The Fate of Canada
The Fate of Canada: F.R. Scott’s Journal of the Royal Commission on Bilingualism and Biculturalism, 1963–1971
edited by Graham Fraser
McGill-Queen’s University Press
384 pages, $37.95
Language haunts us still. It is a proxy for Canada’s continuing stresses around unity and identity. The country’s latest language conflicts, focused on Quebec’s Bill 86, have distressing parallels with past English-French arguments. The modern grandfather of such policy debates was the Royal Commission on Bilingualism and Biculturalism (1963 to 1971). A central figure from that commission, Frank Scott, kept a personal diary that has now been published, casting new light on many characters and historic choices from that time.
Frank Scott was an exceptional intellectual and cultural force, a powerful “influencer” in today’s jargon. As a much-admired poet, a lively humourist, and a brilliant legal thinker, he was introduced in 1982 to Queen Elizabeth II by Prime Minister Pierre-Elliott Trudeau, who said: “Everything I learned about the Constitution I learned from this man.”
Scott’s diary recounts many debates and exchanges that are coloured with gossip and anecdotes. The bilingualism and biculturalism commissioners were assisted by a brilliant array of researchers and represented a wide range of opinions and experience. The commissioners included Quebec nationalists, respected broadcasters and academics, Ukrainian- and Polish-Canadian activists, and francophone leaders from outside Quebec.
Although the commission and its leaders have been studied previously, this is the first time that Scott’s private words have been available to a general audience. They reveal a profound evolution in thinking by him and by other commissioners as they came to see language divisions as symptoms of the country’s deeper challenges. This was captured in a chilling phrase that featured in their 1965 interim report: “Canada, without being fully conscious of the fact, is passing through the greatest crisis in its history.”

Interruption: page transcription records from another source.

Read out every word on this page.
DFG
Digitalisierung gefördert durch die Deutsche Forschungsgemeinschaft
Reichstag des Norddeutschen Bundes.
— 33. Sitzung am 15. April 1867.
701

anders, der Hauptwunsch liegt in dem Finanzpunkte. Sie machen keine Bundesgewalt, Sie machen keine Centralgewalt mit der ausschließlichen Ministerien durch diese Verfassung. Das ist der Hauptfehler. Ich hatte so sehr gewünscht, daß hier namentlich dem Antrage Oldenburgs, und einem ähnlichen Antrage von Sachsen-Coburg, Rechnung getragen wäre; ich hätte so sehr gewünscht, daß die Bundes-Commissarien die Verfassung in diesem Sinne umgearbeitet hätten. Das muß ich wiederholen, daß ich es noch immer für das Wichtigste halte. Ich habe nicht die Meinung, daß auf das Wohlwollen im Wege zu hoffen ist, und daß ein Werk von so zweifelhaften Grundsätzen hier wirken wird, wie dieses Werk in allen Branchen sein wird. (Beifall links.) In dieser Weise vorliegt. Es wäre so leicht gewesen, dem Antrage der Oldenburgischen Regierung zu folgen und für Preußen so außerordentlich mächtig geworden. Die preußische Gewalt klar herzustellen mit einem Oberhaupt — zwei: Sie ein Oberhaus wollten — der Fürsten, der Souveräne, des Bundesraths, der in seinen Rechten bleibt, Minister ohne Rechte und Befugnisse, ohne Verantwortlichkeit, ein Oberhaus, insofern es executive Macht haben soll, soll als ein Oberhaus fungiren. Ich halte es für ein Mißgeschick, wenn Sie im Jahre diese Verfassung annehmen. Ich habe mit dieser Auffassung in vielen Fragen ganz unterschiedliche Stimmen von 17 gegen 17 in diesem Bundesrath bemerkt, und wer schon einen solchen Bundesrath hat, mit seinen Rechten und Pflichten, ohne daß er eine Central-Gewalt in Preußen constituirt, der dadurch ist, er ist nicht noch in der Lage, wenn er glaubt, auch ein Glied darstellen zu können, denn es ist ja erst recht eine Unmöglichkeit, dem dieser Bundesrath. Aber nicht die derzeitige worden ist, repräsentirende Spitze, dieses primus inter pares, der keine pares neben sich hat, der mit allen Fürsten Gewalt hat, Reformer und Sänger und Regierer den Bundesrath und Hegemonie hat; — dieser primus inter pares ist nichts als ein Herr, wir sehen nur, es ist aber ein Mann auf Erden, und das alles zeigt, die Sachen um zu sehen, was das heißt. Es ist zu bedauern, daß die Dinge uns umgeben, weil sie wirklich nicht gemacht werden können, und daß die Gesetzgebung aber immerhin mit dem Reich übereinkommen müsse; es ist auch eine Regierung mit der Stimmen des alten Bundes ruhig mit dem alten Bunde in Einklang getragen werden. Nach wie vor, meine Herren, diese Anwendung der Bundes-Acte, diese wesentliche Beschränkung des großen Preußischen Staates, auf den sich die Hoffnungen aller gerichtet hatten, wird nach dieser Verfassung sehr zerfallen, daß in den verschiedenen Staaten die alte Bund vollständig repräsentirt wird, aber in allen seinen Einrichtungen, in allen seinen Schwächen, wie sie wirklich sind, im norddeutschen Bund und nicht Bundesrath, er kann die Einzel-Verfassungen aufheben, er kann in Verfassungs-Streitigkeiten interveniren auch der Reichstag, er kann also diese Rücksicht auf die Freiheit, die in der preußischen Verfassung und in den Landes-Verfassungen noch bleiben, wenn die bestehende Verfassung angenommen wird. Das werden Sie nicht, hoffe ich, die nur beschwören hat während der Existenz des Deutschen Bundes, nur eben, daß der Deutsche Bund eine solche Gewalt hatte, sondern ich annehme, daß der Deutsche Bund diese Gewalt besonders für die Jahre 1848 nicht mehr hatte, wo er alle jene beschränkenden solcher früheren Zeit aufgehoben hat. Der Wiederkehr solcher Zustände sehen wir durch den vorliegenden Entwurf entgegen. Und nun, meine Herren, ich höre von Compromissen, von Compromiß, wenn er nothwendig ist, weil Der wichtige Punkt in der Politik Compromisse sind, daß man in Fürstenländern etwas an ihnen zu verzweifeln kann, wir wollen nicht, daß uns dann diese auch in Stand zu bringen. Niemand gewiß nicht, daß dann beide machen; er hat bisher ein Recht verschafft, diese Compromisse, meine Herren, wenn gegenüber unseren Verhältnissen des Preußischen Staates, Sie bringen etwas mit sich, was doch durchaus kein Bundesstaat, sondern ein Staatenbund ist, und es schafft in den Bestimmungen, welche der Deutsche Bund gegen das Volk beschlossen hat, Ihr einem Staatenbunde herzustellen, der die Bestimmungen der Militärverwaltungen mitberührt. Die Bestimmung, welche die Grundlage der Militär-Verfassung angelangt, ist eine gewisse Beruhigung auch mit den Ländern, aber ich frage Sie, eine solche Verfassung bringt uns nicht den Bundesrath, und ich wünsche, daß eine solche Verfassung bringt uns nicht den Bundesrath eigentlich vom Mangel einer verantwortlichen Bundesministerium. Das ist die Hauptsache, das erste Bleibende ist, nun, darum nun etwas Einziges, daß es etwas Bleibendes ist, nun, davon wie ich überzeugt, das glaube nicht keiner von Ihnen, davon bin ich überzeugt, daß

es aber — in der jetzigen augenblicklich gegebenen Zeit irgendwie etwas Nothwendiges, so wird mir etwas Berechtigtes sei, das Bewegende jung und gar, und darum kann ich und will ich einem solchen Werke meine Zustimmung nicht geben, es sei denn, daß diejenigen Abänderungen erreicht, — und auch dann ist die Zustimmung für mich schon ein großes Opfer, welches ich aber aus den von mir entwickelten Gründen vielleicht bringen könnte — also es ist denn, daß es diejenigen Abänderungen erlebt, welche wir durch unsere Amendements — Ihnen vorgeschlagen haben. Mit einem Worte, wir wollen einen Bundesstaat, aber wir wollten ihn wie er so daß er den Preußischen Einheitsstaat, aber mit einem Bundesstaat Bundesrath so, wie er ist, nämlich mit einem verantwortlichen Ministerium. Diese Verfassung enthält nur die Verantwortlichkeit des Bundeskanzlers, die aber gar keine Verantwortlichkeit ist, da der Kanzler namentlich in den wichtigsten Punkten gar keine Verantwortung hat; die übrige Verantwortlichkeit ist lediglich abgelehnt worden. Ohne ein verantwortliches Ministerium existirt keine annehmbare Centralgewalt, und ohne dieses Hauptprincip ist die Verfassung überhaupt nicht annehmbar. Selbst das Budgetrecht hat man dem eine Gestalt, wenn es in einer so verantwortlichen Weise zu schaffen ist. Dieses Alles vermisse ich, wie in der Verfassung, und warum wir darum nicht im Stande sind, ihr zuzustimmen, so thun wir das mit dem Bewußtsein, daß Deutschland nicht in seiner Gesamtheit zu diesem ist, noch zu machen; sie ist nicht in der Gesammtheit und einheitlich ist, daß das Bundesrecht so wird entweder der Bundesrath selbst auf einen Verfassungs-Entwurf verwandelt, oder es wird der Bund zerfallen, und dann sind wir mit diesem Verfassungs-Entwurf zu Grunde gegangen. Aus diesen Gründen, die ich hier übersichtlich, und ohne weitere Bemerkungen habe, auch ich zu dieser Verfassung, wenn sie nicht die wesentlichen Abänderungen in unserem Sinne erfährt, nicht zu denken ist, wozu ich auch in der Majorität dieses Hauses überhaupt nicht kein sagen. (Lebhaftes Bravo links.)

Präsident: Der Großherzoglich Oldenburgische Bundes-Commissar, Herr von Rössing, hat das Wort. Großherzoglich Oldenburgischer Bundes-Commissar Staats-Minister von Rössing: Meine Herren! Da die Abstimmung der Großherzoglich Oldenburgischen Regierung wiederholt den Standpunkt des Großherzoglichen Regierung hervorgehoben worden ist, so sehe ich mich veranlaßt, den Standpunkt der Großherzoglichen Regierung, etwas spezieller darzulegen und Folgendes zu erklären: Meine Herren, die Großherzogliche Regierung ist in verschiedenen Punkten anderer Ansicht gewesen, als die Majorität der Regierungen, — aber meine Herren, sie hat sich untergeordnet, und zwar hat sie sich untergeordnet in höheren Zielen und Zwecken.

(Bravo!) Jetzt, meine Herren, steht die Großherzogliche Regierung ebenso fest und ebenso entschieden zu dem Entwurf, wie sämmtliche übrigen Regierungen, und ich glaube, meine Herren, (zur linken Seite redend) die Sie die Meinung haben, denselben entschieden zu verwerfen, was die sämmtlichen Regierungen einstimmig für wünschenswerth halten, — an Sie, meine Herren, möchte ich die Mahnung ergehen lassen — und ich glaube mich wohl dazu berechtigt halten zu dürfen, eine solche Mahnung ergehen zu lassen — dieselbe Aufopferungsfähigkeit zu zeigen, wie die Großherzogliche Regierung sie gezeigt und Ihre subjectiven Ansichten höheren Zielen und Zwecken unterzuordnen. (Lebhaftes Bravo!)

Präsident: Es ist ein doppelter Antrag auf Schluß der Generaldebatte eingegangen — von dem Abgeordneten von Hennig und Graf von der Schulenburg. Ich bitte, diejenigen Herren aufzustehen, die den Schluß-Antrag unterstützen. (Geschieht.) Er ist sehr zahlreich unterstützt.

Scott was celebrated for his successful defence of individual rights, notably in the Roncarelli appeal against Quebec’s infamous “Padlock Law” that had suppressed the religious freedom of Jehovah’s Witnesses. As dean of McGill University’s law school, and as a founder of Canada’s social democratic party (the CCF, forerunner of today’s NDP), he had earned his status as a respected public intellectual. And yet, as he confessed to his diary, he was not certain how to approach the country’s divisive issues of language and culture.
Over several years, after hearing community voices across the country, including harsh critics of proposed changes to the status quo, and after many discussions with fellow commissioners, Scott concluded that for the English and French in Canada “use of the language is a human right.” (This concept inspired sections in the 1982 Canadian Charter of Rights and Freedoms.)
Members of the Royal Commission were tempted to roam widely as they wrestled with national-unity questions. Some wanted to recommend core constitutional reforms; others wanted to propose protections for languages widely spoken by immigrant groups (though there was little attention to languages spoken by Indigenous peoples). Scott repeatedly defended the Royal Commission’s language-and-culture mandate. With a keen jurist’s eye, he insisted that the commission stick to its area of expertise, buttressed by research and facts, while avoiding a “journalistic manner … seldom going below the surface.”
The commission eventually published five volumes of findings and recommendations. Its background research was top-quality. Its policy outlook has formed the basis of federal language thinking up to our times: official languages, education programs, individual rights, and the recognition of Canada’s core duality in a framework of multiple cultures. By supporting the concept of diversity within political unity, it can be argued that the bilingualism and biculturalism commission laid the groundwork for today’s transforming acceptance of Indigenous expression.
However, Scott also voiced his fears of growing ethnic nationalism and separatism. As a bilingual Quebecer of anglophone origin, he hoped that linguistic tolerance would take hold as a core social value, as much in Quebec as in the English-led provinces. Scott would certainly be deeply dismayed by Quebec’s Bill 86.
Graham Fraser has beautifully edited and contextualised Scott’s diary. During his outstanding career as a national journalist and as official languages commissioner (from 2006 to 2016), Fraser worked tirelessly at interpreting the country, aiming to bridge our solitudes. His introductory and concluding sections on their own make this a valuable book. But it is Scott’s private words that will resonate for readers, demonstrating yet again how Canada remains an experiment in linguistic and cultural diversity, unique in our world, still skating on thin ice.